XHTML 2.0 is not a fork in the road. The scenic coastal road that was HTML has been found to be a dead end, and XHTML 1.0 is a rest stop on the way to the eXtensible future of the web. At least that’s the way the W3C seems to see it.

Lastly, yes, it took me at least a day to figure out how to properly formulate this post so as to remove my foot from my mouth without calling for the jaws of life.
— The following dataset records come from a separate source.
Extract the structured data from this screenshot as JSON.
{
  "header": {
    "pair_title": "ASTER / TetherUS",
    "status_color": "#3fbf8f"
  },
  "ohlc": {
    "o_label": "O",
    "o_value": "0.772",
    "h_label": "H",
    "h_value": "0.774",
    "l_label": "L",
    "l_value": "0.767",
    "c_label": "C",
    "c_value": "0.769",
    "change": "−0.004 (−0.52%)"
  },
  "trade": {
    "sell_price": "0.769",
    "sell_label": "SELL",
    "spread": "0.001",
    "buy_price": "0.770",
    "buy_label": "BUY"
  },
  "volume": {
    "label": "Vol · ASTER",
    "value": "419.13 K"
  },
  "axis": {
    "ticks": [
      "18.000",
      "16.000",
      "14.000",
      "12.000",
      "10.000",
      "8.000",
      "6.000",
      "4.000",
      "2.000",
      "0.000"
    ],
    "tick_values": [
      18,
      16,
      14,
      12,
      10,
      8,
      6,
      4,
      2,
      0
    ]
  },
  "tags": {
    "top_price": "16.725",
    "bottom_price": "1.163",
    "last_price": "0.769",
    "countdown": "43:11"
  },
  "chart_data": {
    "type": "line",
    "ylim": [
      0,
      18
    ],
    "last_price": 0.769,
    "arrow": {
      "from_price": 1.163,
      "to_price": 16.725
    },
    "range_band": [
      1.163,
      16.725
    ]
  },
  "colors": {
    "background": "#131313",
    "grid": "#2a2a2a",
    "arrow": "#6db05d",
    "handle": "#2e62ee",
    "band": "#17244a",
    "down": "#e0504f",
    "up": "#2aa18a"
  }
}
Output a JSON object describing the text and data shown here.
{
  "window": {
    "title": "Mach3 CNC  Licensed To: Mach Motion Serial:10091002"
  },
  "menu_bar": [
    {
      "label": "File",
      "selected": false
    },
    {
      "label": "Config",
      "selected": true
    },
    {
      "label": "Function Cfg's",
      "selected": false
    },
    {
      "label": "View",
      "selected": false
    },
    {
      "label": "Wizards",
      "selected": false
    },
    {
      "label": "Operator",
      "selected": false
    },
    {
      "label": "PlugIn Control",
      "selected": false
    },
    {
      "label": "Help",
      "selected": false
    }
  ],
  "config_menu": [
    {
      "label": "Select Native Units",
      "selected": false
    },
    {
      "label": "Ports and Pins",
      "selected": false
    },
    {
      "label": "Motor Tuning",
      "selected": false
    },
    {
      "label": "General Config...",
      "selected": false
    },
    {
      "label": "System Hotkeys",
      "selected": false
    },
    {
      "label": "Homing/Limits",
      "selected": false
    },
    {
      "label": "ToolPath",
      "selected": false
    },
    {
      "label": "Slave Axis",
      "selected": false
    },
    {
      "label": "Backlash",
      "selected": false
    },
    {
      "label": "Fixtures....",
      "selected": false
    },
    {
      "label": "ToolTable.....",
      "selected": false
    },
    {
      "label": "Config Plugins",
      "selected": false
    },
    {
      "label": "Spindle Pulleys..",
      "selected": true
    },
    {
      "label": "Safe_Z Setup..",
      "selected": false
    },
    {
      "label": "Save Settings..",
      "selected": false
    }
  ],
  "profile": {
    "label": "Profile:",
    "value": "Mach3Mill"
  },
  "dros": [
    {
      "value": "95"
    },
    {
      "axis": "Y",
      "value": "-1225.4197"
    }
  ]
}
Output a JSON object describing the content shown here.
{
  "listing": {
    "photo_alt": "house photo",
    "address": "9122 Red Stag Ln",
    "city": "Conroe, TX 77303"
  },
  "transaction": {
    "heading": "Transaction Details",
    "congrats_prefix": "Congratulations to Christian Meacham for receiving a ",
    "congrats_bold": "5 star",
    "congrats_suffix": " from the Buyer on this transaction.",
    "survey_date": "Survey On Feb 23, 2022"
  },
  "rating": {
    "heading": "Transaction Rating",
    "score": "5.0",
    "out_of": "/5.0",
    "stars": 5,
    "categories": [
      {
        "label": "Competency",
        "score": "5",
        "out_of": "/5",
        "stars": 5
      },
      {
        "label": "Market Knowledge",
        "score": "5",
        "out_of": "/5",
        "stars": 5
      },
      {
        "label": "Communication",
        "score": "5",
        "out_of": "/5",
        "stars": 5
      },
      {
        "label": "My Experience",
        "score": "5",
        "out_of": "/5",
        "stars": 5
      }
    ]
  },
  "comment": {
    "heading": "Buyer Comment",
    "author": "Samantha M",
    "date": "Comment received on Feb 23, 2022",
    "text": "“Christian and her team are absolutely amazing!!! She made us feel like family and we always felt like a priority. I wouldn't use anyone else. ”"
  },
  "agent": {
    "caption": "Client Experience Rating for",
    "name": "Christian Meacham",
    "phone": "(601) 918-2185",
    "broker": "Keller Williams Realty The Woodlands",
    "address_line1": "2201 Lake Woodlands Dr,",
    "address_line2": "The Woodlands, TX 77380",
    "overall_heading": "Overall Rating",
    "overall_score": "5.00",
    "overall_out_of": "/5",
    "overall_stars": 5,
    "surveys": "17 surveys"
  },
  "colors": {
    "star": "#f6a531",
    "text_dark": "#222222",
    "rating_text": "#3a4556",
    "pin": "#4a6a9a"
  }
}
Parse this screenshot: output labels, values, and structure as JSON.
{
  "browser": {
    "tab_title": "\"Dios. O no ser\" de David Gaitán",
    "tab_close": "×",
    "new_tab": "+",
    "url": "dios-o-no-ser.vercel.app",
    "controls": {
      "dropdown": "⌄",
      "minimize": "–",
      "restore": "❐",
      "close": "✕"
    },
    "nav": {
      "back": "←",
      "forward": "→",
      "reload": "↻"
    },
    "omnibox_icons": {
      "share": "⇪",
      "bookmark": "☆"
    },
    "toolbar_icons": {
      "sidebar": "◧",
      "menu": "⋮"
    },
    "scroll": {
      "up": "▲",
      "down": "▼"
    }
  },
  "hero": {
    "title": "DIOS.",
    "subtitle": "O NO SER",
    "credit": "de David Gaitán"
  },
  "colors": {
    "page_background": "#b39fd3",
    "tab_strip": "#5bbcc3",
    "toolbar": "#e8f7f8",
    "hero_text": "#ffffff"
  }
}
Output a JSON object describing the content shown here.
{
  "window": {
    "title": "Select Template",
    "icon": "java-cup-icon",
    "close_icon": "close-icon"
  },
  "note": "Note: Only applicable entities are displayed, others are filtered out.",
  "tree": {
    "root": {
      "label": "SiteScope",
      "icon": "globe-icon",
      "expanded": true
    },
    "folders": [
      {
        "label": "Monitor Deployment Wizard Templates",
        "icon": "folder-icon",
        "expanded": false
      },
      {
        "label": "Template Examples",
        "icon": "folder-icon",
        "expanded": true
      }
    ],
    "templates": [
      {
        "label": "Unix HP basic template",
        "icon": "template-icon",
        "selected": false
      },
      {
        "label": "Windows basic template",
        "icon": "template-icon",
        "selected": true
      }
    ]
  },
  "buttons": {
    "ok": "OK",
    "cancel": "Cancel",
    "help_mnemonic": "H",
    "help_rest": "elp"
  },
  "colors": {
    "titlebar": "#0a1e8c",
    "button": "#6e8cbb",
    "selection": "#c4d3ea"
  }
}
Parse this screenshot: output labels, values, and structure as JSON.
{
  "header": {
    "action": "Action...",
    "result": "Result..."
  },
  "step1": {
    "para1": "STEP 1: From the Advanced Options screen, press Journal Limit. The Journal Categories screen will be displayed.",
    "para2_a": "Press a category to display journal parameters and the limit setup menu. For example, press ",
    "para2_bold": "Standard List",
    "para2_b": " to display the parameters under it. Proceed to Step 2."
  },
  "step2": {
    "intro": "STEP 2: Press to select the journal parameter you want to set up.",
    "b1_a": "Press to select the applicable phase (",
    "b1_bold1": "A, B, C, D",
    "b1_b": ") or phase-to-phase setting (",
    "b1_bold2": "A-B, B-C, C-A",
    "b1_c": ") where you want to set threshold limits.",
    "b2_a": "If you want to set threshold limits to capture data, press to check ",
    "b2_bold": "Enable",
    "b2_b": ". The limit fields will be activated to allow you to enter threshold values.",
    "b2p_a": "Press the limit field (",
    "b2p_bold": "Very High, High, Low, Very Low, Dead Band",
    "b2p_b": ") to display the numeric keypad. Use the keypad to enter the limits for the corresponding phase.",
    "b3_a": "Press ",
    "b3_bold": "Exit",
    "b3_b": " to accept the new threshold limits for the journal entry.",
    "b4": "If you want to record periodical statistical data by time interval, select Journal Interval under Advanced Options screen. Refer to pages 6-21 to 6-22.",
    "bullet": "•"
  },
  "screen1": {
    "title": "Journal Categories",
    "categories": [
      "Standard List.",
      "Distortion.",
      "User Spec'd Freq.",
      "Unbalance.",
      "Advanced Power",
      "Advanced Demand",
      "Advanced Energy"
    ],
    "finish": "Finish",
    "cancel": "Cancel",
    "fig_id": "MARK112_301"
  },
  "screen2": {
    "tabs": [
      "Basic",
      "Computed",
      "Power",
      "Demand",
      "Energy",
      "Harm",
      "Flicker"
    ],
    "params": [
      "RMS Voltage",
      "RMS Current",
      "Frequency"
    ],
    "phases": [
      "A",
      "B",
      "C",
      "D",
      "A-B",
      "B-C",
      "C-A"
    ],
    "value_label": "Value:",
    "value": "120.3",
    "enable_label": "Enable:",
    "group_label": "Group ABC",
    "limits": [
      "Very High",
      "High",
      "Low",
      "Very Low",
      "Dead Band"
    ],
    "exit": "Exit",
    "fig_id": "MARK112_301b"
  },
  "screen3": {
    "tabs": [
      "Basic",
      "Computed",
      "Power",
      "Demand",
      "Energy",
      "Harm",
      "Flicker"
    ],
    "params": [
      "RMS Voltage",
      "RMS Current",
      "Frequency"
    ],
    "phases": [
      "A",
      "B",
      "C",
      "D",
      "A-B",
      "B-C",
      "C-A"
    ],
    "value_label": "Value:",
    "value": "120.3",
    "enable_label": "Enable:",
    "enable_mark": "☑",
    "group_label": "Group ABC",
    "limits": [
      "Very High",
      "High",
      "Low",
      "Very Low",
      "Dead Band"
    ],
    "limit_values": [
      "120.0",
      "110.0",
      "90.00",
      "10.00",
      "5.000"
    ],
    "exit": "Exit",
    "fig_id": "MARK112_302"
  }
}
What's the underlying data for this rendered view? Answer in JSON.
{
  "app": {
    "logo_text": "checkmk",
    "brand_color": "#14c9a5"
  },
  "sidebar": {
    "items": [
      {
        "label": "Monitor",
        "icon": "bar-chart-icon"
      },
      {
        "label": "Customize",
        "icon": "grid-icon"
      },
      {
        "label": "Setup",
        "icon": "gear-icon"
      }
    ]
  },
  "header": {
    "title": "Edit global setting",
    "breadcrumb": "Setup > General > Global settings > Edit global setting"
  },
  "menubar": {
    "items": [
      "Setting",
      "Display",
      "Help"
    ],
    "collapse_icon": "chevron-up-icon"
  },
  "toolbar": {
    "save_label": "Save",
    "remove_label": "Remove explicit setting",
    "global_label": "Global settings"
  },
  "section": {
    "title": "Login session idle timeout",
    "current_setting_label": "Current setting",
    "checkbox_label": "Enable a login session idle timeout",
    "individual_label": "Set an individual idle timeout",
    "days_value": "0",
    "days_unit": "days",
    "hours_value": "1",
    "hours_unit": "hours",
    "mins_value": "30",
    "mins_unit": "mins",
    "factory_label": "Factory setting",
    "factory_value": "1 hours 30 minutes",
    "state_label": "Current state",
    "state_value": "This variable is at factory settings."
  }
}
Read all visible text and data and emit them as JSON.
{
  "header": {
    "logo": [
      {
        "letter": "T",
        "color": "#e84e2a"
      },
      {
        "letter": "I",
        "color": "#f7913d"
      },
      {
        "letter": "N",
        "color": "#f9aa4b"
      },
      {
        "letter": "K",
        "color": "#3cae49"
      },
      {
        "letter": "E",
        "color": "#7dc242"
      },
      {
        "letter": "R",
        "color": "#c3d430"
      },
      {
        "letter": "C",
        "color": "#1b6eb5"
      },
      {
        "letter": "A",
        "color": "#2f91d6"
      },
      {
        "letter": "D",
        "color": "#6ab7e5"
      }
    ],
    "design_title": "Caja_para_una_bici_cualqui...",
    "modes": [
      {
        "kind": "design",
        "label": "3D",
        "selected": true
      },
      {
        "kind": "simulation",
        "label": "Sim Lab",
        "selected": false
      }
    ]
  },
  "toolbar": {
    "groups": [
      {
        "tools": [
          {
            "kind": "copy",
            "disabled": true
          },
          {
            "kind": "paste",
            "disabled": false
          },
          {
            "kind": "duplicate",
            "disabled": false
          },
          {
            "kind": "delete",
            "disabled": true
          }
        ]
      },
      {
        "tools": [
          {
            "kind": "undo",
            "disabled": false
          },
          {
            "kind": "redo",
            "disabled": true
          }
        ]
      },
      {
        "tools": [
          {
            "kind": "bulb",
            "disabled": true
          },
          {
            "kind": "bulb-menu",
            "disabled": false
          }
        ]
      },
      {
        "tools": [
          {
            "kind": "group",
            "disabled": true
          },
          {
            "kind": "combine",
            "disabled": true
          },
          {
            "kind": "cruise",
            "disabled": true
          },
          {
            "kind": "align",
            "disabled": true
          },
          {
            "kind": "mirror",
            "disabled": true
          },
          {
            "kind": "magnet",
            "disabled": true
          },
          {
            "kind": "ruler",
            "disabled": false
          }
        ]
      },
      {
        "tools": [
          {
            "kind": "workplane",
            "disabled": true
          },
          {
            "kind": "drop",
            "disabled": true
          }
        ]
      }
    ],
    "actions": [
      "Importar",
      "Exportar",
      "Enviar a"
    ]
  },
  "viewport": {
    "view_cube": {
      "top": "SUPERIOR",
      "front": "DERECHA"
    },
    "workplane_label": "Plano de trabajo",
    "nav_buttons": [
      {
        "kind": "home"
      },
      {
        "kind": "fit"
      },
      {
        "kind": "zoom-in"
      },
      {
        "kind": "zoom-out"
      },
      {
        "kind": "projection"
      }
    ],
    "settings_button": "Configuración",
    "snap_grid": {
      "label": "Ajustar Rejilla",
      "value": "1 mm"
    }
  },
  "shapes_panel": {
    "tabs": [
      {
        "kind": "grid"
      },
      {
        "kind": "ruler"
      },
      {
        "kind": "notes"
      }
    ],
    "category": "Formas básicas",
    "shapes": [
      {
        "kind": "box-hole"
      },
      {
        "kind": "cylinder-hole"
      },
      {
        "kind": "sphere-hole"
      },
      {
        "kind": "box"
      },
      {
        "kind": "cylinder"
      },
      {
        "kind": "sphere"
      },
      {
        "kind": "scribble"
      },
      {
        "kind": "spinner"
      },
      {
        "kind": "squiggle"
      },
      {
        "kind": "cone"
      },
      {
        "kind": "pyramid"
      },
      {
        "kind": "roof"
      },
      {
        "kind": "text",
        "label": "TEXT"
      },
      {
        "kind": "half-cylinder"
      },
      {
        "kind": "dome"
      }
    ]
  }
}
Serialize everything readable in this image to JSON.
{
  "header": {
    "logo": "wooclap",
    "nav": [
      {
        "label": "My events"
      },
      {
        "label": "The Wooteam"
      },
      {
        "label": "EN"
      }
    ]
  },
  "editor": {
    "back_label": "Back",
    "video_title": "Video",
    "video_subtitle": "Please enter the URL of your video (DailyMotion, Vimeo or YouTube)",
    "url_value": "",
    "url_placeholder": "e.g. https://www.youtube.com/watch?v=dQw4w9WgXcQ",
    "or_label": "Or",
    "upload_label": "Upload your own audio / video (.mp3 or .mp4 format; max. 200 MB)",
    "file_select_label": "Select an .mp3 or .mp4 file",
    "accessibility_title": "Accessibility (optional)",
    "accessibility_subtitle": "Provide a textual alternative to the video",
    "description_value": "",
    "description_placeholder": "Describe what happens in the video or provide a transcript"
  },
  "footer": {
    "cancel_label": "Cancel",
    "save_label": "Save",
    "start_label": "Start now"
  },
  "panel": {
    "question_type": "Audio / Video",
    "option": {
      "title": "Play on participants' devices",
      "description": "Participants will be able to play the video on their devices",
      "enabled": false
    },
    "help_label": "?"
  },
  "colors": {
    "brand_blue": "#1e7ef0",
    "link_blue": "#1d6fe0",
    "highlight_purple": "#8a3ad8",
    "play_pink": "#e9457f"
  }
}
And whenever you need to put any of this in perspective, Mark pointed out a Doonesbury comic that sums it up pretty well.

Tags: General

1 response so far ↓

  • 1 chiquita branana // Jan 28, 2003 at 9:06 am

    the big trend now is to have an rss feed (which MT makes so easily for you). what you’ve had to say in this piece is very thoughtful and relevant to what’s going on in our web-at-large. within the microcosm of the ‘blogging community’ the trend has been toward xhtml 1.0 by default, as many use movable type’s templates written in xhtml but don’t have a clue what the language is, the differences between x and html 4.0 or even the version numbers following the letters. (4.0?? there are other html’s?? elmer, you’ll never believe this! what’s an aych-tee-em-ell?) i remember feeling the push to switch to xhtml 1.0, and remember feeling that the web world was leaving me behind as i floundered and struggled within the confines of html 4.0 transitional (where i still seem to be). like you said, though, there’s not much x in xhtml right now, and the future of the language will draw us ever further apart. i see the blog world spinning off into a sub-"everyman’s playground" much like you discussed while the designers, developers (we’re talking the pros here, not Grandma Wilma in Poughkeepsie who bought a used copy of PSP off ebay), will be experimenting with the new standards the W3C puts forth. i don’t think many people in blogland even know the W3C exists.

    the machine quietly hums and the autonomous collective goes about building straw huts.